Example: If we had written `numbers[i] < largest` in our condition, the trace table would have shown us that the algorithm was finding the smallest number, not the largest.

Common Mistake to Avoid

Be careful with loop counters and array indices! A common error is the "off-by-one" error, where a loop runs one too many or one too few times. A trace table is perfect for catching this!


Building Big: The Power of Modularity

What if you have a really big, complex problem, like building a whole app? Trying to write it all as one giant algorithm would be a nightmare!

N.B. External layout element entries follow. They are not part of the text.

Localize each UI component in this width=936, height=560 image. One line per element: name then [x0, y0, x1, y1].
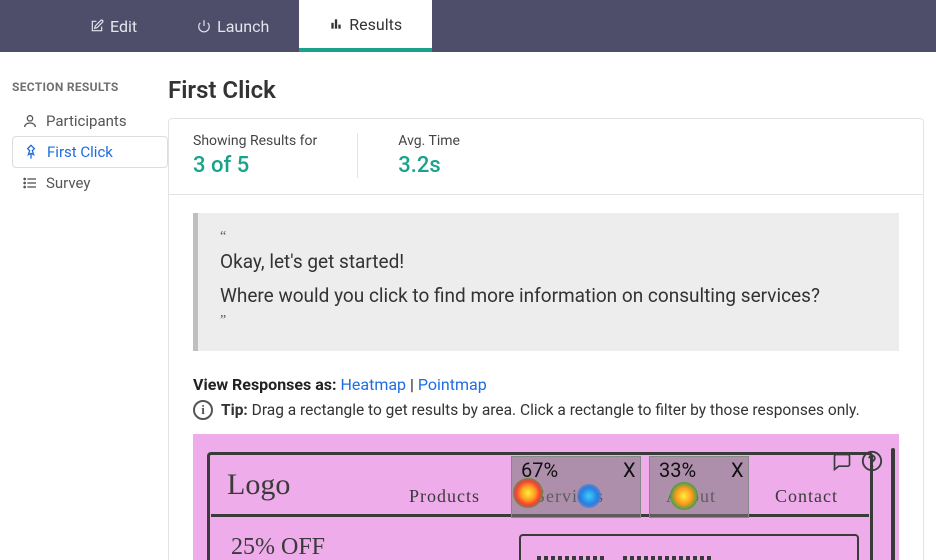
tab-label: Edit [110, 17, 137, 36]
stat-showing: Showing Results for 3 of 5 [193, 133, 358, 178]
info-icon: i [193, 400, 213, 420]
stat-label: Showing Results for [193, 133, 317, 149]
quote-line1: Okay, let's get started! [220, 245, 877, 279]
open-quote-icon: “ [220, 229, 877, 245]
tip-label: Tip: [221, 401, 248, 419]
sidebar-item-participants[interactable]: Participants [12, 106, 168, 136]
view-pointmap-link[interactable]: Pointmap [418, 375, 487, 394]
view-heatmap-link[interactable]: Heatmap [340, 375, 406, 394]
view-sep: | [406, 375, 418, 394]
tip-row: i Tip: Drag a rectangle to get results b… [169, 396, 923, 434]
tab-edit[interactable]: Edit [60, 0, 167, 52]
tip-text-wrap: Tip: Drag a rectangle to get results by … [221, 401, 860, 419]
results-icon [329, 17, 343, 31]
sidebar-item-first-click[interactable]: First Click [12, 136, 168, 168]
task-prompt-quote: “ Okay, let's get started! Where would y… [193, 213, 899, 351]
selection-close-1[interactable]: X [623, 458, 636, 482]
list-icon [22, 175, 38, 191]
pin-icon [23, 144, 39, 160]
sidebar-item-label: Survey [46, 174, 91, 192]
comment-icon [831, 452, 853, 472]
wireframe-nav-contact: Contact [775, 486, 838, 507]
power-icon [197, 19, 211, 33]
sidebar-item-survey[interactable]: Survey [12, 168, 168, 198]
stat-label: Avg. Time [398, 133, 460, 149]
wireframe-squiggle [623, 556, 713, 560]
view-label: View Responses as: [193, 375, 337, 394]
wireframe-nav-products: Products [409, 486, 480, 507]
sidebar-item-label: First Click [47, 143, 113, 161]
wireframe-squiggle [537, 556, 607, 560]
edit-icon [90, 19, 104, 33]
tab-label: Launch [217, 17, 269, 36]
user-icon [22, 113, 38, 129]
sidebar-item-label: Participants [46, 112, 127, 130]
stat-avgtime: Avg. Time 3.2s [398, 133, 500, 178]
tab-results[interactable]: Results [299, 0, 432, 52]
stat-value: 3.2s [398, 153, 460, 178]
main: First Click Showing Results for 3 of 5 A… [168, 52, 936, 560]
selection-close-2[interactable]: X [731, 458, 744, 482]
selection-percent-1: 67% [521, 458, 558, 482]
top-nav: Edit Launch Results [0, 0, 936, 52]
tab-label: Results [349, 15, 402, 34]
results-card: Showing Results for 3 of 5 Avg. Time 3.2… [168, 118, 924, 560]
wireframe-promo: 25% OFF [231, 534, 325, 560]
help-icon [861, 450, 883, 472]
page-title: First Click [168, 76, 924, 104]
tab-launch[interactable]: Launch [167, 0, 299, 52]
quote-line2: Where would you click to find more infor… [220, 279, 877, 313]
sidebar: SECTION RESULTS Participants First Click… [0, 52, 168, 560]
tip-text: Drag a rectangle to get results by area.… [248, 401, 860, 419]
heatmap-canvas[interactable]: Logo Products Services About Contact 25%… [193, 434, 899, 560]
stats-row: Showing Results for 3 of 5 Avg. Time 3.2… [169, 119, 923, 195]
view-responses-row: View Responses as: Heatmap | Pointmap [169, 369, 923, 396]
wireframe-right-edge [891, 448, 895, 560]
wireframe-logo: Logo [227, 468, 290, 502]
close-quote-icon: ” [220, 313, 877, 329]
selection-percent-2: 33% [659, 458, 696, 482]
sidebar-title: SECTION RESULTS [12, 80, 168, 106]
stat-value: 3 of 5 [193, 153, 317, 178]
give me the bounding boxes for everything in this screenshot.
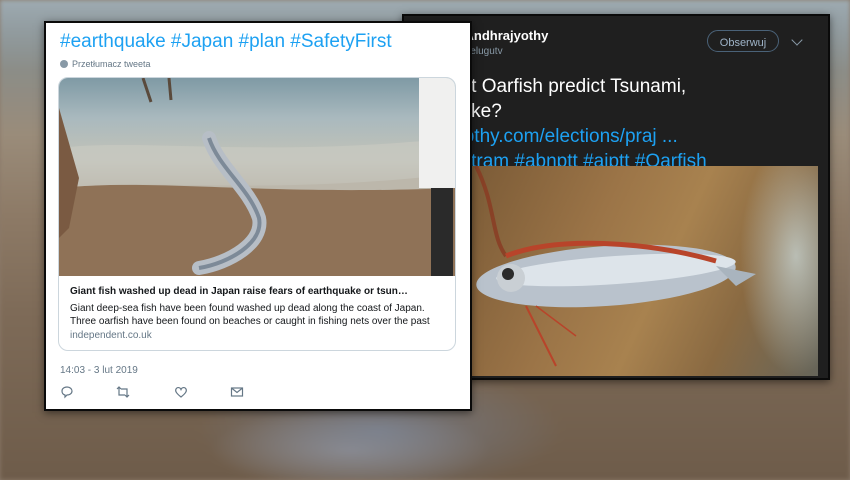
tweet-card-left: #earthquake #Japan #plan #SafetyFirst Pr…: [44, 21, 472, 411]
link-preview-card[interactable]: Giant fish washed up dead in Japan raise…: [58, 77, 456, 351]
tweet-text-line: uake?: [450, 101, 502, 122]
chevron-down-icon[interactable]: [791, 34, 803, 46]
tweet-text: ant Oarfish predict Tsunami, uake? jyoth…: [450, 74, 828, 174]
link-card-domain: independent.co.uk: [70, 330, 152, 341]
tweet-hashtags[interactable]: #earthquake #Japan #plan #SafetyFirst: [60, 31, 392, 53]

The solution is modularity. This means breaking down a large problem into smaller, simpler, more manageable sub-problems called modules.

Analogy: Building a Car
You don't build a car all at once. You have separate teams for the engine, the body, the wheels, and the electronics. Each part is a module. They are built and tested separately, then put together at the end.

Advantages of Modularity:
  • Easier to Understand: Small modules are easier to read and manage than one huge block of code.
  • Easier to Test and Debug: You can test each module individually to make sure it works perfectly before combining it with others.
  • Reusable: You can often reuse a module (like a module for calculating tax) in many different programs.
  • Teamwork: Different programmers can work on different modules at the same time.
Key Takeaway

For any complex problem, always think: "How can I break this down into smaller pieces?" This modular approach is key to successful problem-solving.